As a boy, I was not considered “macho,” although that term did not even exist in the English language when I was growing up. Other boys called me “fairy,” “twinky,” ”faggot,” and “sissy.” I did not know why. I did not think that I acted effeminately. I did not think that I looked effeminate either; I was the biggest kid in my class (200 pounds by the 5th grade) and I was the first boy who had to shave (by the 8th grade). I loved playing baseball and football, but I was usually picked last when choosing up sides (I could hit the baseball a mile, but I threw “like a girl.”). I did very well in grammar school (salutatorian in my graduating class) and was often considered the “teacher’s pet.” Maybe that gave the other boys mixed messages.

Things were not much better in high school. Some of the jocks got on my case. On graduation day, I recall a jock asking why I was in line with the boy graduates instead of the girl graduates. I also remember my Spanish teacher wondering aloud if I would dress like a senorita for “Spanish Night.” (I threw her for a loop when I showed up dressed like a Cuban revolutionary sporting a fake beard, cigar, and fatigues.)

By the time I was in high school, I had been experimenting for years with my sister’s and mother’s wardrobe. I felt very guilty about it and was sure that I was destined to spend eternity in Hell.

Attending a Catholic high school did not help matters. Once a month, the nuns marched us to church next door to confess our sins. One time, I remember making up my mind to confess my crossdressing sins, but when I got in the confession booth, I froze up and could not get out the words describing my sins. The priest sensed something was wrong and said he would forgive any sin I was too embarrassed to recall to him. All I had to do was admit that I had sins(s) I was too embarrassed to enumerate.

Here was my chance to get off the hook, a free pass that would enable me to start anew with a clean slate, but I blew it. I could not admit that I was hiding something from the priest! I ended up saying two Hail Mary’s and two Our Father’s and berating myself for years over that flub!

College was no better, but by then, I was used to my status and made the best of it. Boys and now even some girls teased me. Try asking a girl for a date when that girl thinks you are a “fairy” or worse. How many times did I hear “you are a nice guy, but…?” It hurt and I could not understand why I was being hurt. In my mind, I was not effeminate, so why was I being treated as if I was effeminate.

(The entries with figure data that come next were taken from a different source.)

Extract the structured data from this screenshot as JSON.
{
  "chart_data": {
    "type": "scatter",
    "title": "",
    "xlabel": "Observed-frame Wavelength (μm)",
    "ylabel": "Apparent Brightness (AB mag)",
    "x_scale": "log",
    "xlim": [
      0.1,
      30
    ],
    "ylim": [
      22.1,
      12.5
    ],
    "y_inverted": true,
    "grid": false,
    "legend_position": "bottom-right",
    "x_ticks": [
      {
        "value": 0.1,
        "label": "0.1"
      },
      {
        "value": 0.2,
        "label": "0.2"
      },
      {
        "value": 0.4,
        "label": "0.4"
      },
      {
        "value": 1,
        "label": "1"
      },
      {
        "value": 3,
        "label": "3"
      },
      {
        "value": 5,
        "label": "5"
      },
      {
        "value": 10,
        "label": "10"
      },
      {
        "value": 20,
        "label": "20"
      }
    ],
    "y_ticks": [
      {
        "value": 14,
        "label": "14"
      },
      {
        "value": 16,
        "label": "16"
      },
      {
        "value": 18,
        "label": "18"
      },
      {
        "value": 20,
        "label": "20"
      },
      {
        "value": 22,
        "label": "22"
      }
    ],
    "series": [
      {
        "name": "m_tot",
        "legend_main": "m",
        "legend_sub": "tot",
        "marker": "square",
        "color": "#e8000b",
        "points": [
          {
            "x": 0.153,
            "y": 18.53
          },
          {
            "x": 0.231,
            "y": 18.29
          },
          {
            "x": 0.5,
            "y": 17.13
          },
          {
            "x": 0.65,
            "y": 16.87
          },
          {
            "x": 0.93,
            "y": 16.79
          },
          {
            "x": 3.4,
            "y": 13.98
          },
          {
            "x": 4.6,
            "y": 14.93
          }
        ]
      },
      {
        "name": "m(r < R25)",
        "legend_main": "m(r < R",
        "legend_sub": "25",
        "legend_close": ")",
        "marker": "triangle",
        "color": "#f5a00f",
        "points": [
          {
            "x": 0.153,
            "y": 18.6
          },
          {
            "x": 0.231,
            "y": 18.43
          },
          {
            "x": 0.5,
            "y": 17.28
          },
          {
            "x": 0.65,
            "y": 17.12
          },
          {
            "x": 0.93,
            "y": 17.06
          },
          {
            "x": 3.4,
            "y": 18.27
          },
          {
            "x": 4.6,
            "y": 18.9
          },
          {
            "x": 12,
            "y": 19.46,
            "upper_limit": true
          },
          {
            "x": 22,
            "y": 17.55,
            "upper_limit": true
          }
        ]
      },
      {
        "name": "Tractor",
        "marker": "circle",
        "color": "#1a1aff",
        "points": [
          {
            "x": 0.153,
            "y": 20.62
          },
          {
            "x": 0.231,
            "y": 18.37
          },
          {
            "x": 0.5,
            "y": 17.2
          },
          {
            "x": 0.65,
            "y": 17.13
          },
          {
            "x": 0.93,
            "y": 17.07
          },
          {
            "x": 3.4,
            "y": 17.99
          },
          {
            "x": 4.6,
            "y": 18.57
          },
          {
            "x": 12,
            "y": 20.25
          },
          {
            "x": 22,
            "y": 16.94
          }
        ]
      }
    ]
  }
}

Today, I still don’t think I am effeminate; I act like I always acted and that is as my natural self; I am not faking it, I am not pretentious; I am not trying to fool anybody. But, now that I am older and a little wiser, I can put two and two together and realize that there must be some feminine traces in my male persona that other people recognize.

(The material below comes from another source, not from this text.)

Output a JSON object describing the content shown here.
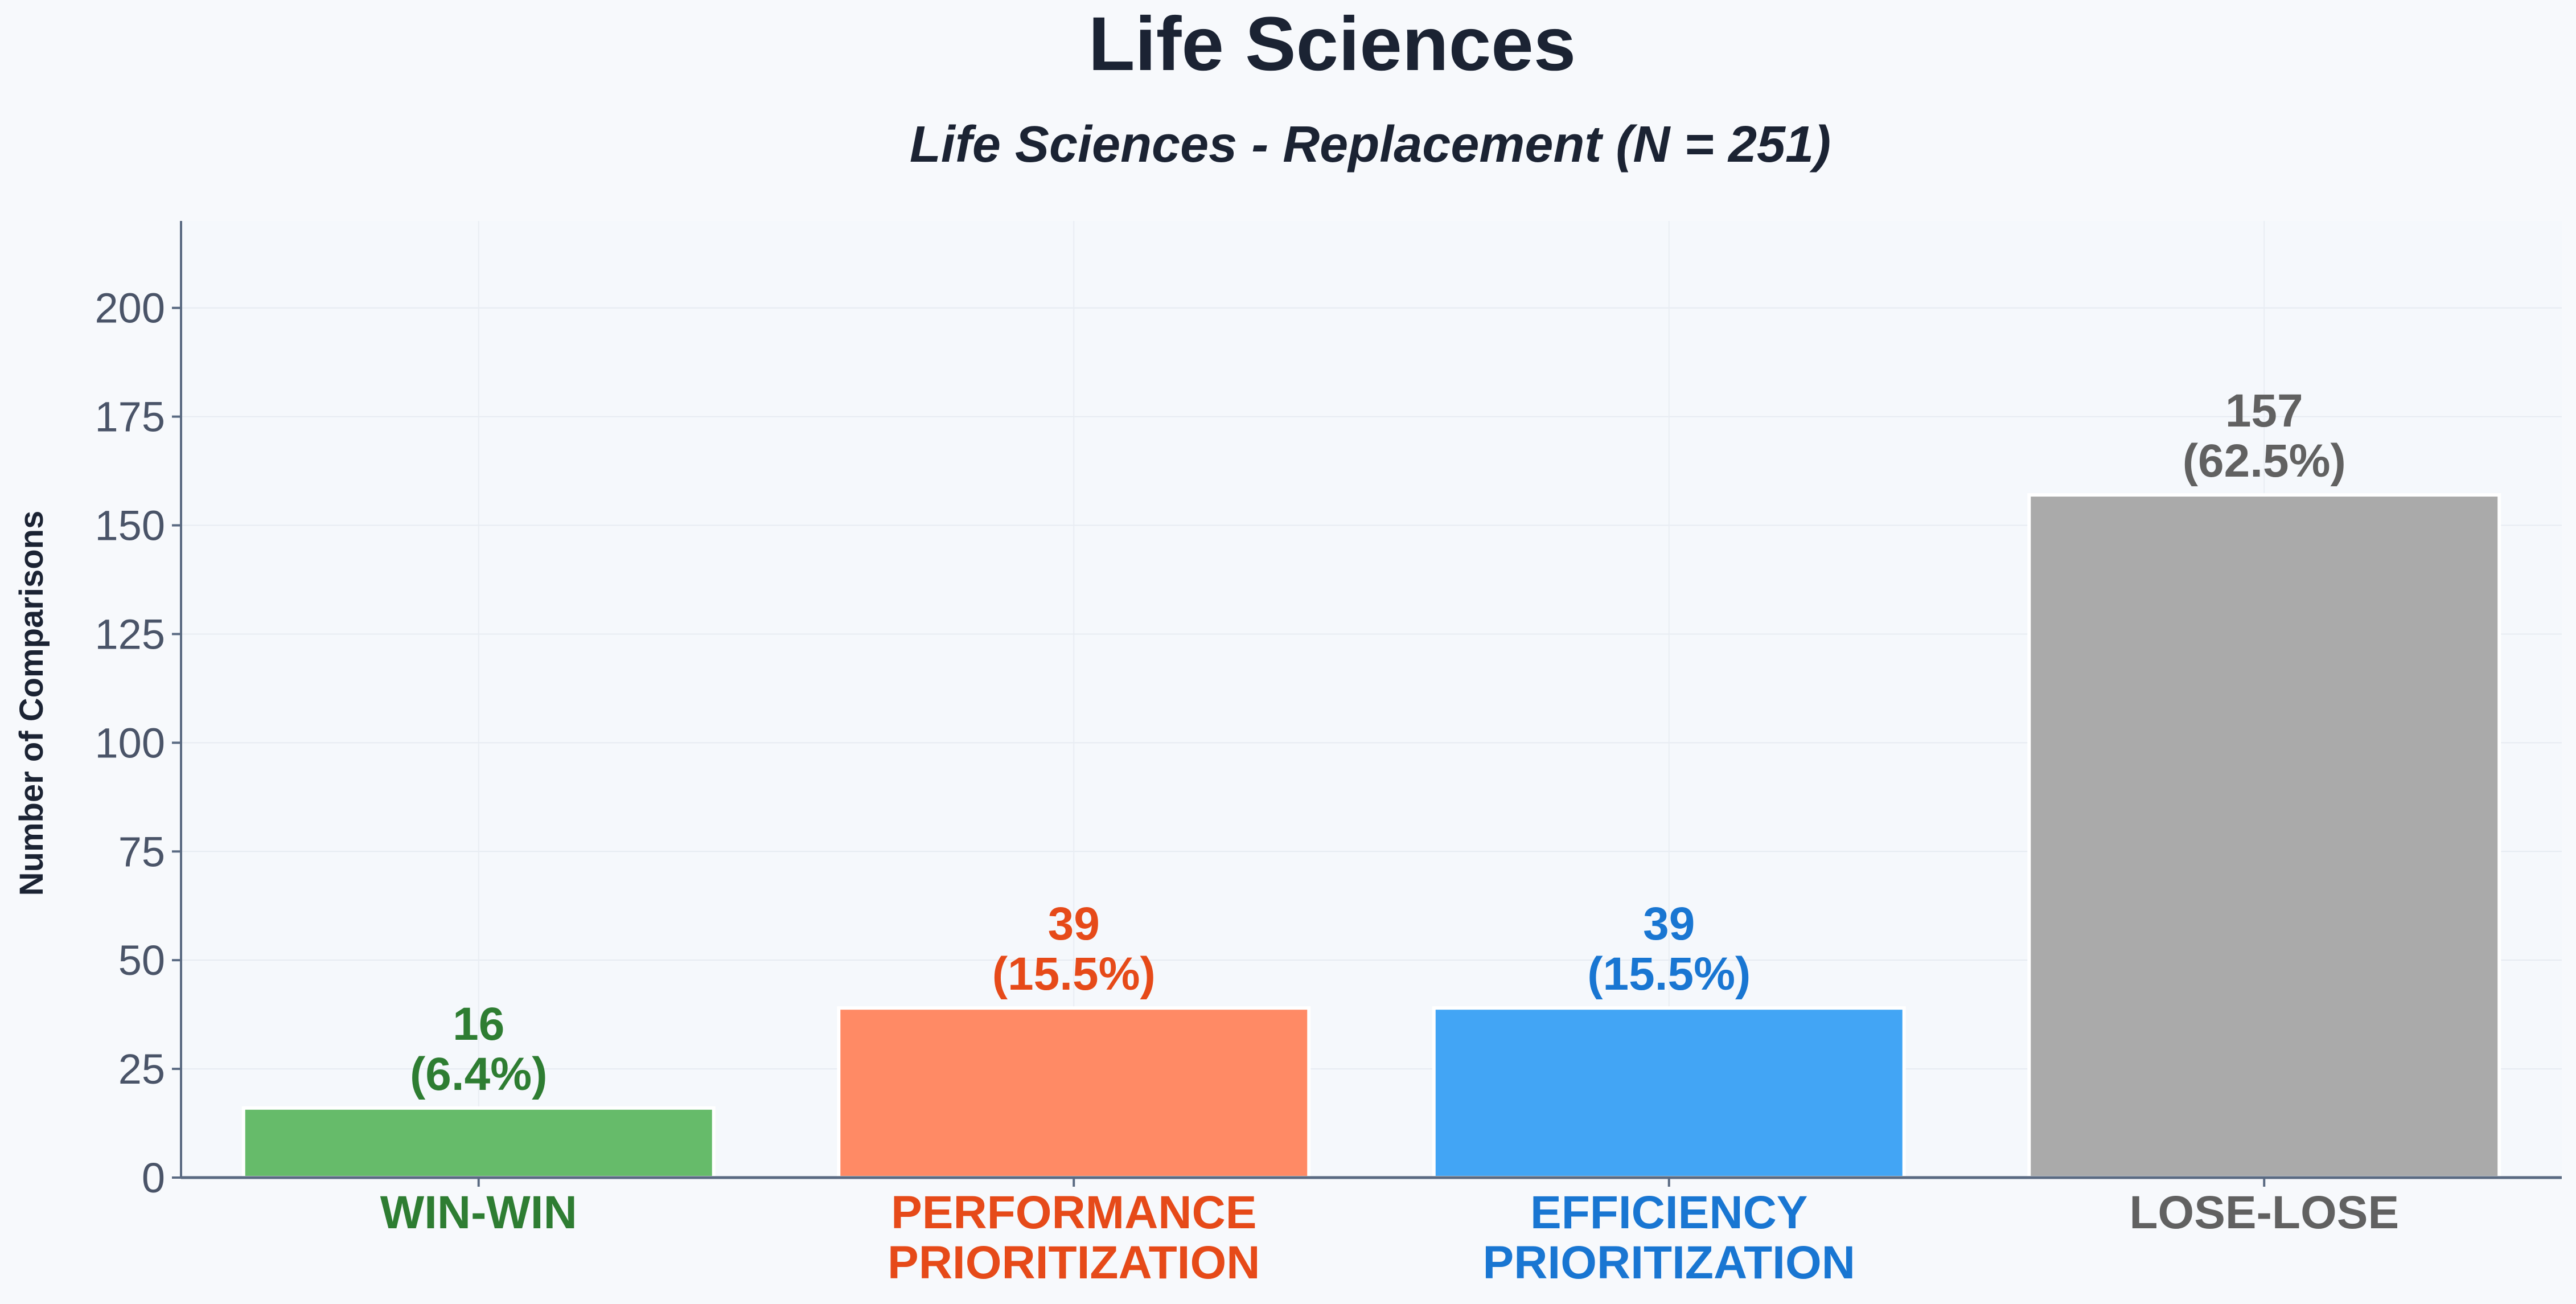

So be it. I try not to be concerned how others think about me. In my gut, I still care some of the time, but I try to convince myself that I shouldn’t care and maybe someday, I will be completely free of guilt.

And, in response to the woman who said she did not want Jennifer Boylan as a member of her club, I say “that’s ok,” because, as Marx once said, “I refuse to join any club that would have me as a member.”